New tech for drinking seawater
Australian researchers say a new technique can deliver safe drinking water using cheap materials and free energy.
Less than 3 per cent of the world’s water is fresh, and due to the pressures of climate change, pollution, and shifting population patterns, in many areas this already scarce resource is becoming scarcer.
But researchers at the University of South Australia say that their new process could eliminate water stress for millions of people.
Their technique can derive freshwater from seawater, brackish water, or contaminated water, through highly efficient solar evaporation, delivering enough daily fresh drinking water for a family of four from just one square metre of source water.
“In recent years, there has been a lot of attention on using solar evaporation to create fresh drinking water, but previous techniques have been too inefficient to be practically useful,” team leader Dr Haolan Xu says.
“We have overcome those inefficiencies, and our technology can now deliver enough fresh water to support many practical needs at a fraction of the cost of existing technologies like reverse osmosis.”
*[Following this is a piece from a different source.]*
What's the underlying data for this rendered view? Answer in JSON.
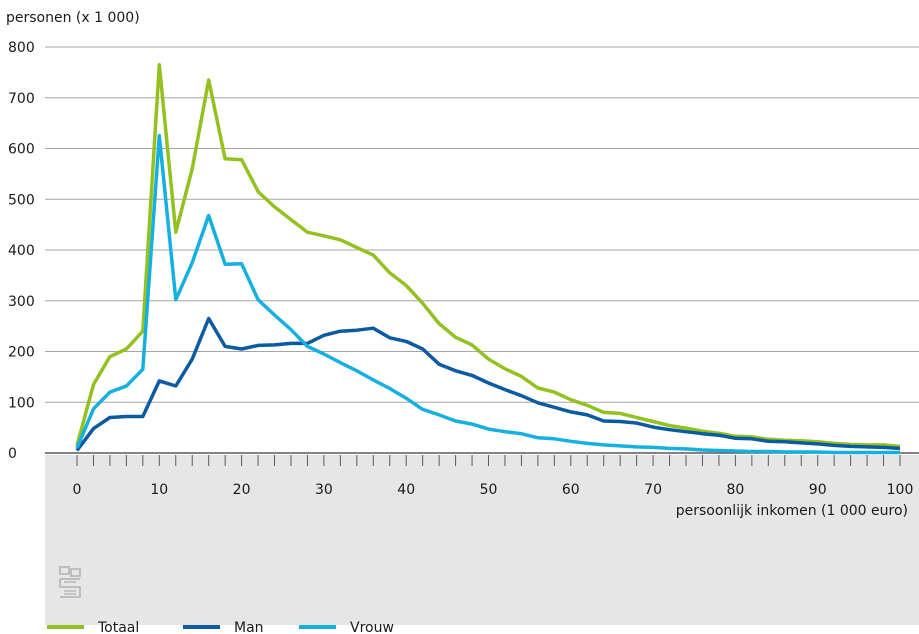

At the heart of the system is a highly efficient photothermal structure that sits on the surface of a water source and converts sunlight to heat, focusing energy precisely on the surface to rapidly evaporate the uppermost portion of the liquid.
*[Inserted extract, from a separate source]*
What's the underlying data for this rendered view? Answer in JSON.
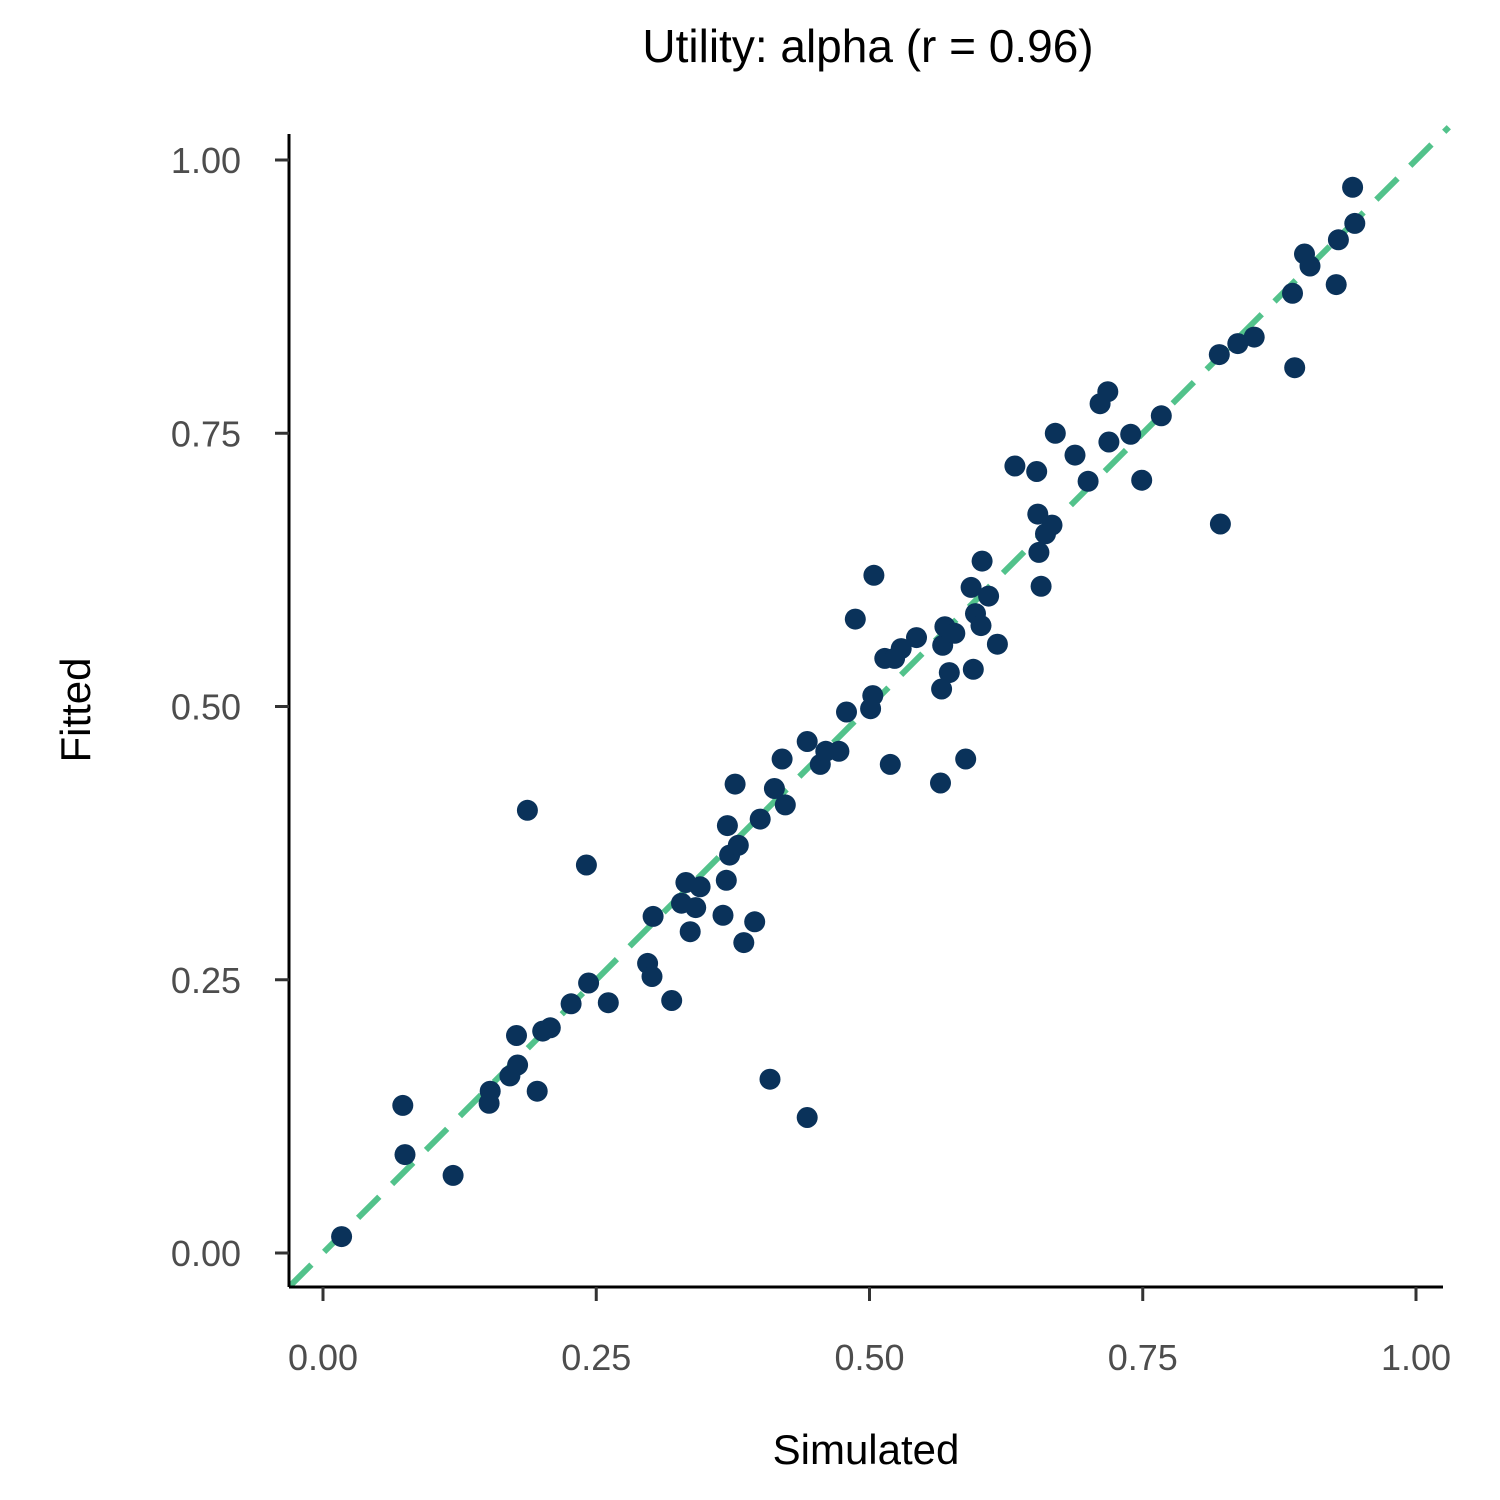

While other researchers have explored similar technology, previous efforts have been hampered by energy loss, with heat passing into the source water and dissipating into the air above.
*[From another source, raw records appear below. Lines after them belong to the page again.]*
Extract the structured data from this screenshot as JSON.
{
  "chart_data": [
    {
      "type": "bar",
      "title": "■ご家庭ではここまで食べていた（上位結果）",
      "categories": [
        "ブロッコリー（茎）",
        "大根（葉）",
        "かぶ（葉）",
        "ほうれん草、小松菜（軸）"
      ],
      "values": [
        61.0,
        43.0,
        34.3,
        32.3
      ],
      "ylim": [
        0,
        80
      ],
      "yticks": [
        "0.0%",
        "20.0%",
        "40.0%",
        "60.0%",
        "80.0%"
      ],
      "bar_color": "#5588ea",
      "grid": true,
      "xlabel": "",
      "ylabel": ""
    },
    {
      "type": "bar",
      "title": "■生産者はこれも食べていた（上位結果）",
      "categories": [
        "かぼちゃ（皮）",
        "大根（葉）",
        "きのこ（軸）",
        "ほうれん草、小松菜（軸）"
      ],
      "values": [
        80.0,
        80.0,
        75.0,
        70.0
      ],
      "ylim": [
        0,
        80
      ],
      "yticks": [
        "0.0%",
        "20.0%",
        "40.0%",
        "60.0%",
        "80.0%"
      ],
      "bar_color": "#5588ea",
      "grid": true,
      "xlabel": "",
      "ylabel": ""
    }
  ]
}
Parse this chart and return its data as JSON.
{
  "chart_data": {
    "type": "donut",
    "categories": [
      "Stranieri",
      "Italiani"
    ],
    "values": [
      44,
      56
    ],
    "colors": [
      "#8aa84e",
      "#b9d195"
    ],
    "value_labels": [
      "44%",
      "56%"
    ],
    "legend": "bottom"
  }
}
“Previously many of the experimental photothermal evaporators were basically two dimensional; they were just a flat surface, and they could lose 10 to 20 per cent of solar energy to the bulk water and the surrounding environment,” Dr Xu says.
“We have developed a technique that not only prevents any loss of solar energy, but actually draws additional energy from the bulk water and surrounding environment, meaning the system operates at 100 per cent efficiency for the solar input and draws up to another 170 per cent energy from the water and environment.
“We are the first researchers in the world to extract energy from the bulk water during solar evaporation and use it for evaporation, and this has helped our process become efficient enough to deliver between 10 and 20 litres of fresh water per square metre per day.”
The system is built entirely from simple, everyday materials sourced from the hardware store or supermarket, except for the photothermal materials.
Dr Xu says the devices could be deployed in situations where other desalination and purification systems would not be viable.
“For instance, in remote communities with small populations, the infrastructure cost of systems like reverse osmosis is simply too great to ever justify, but our technique could deliver a very low cost alternative that would be easy to set up and basically free to run,” Dr Xu says.
“Also, because it is so simple and requires virtually no maintenance, there is no technical expertise needed to keep it running and upkeep costs are minimal.
“This technology really has the potential to provide a long-term clean water solution to people and communities who can’t afford other options, and these are the places such solutions are most needed.”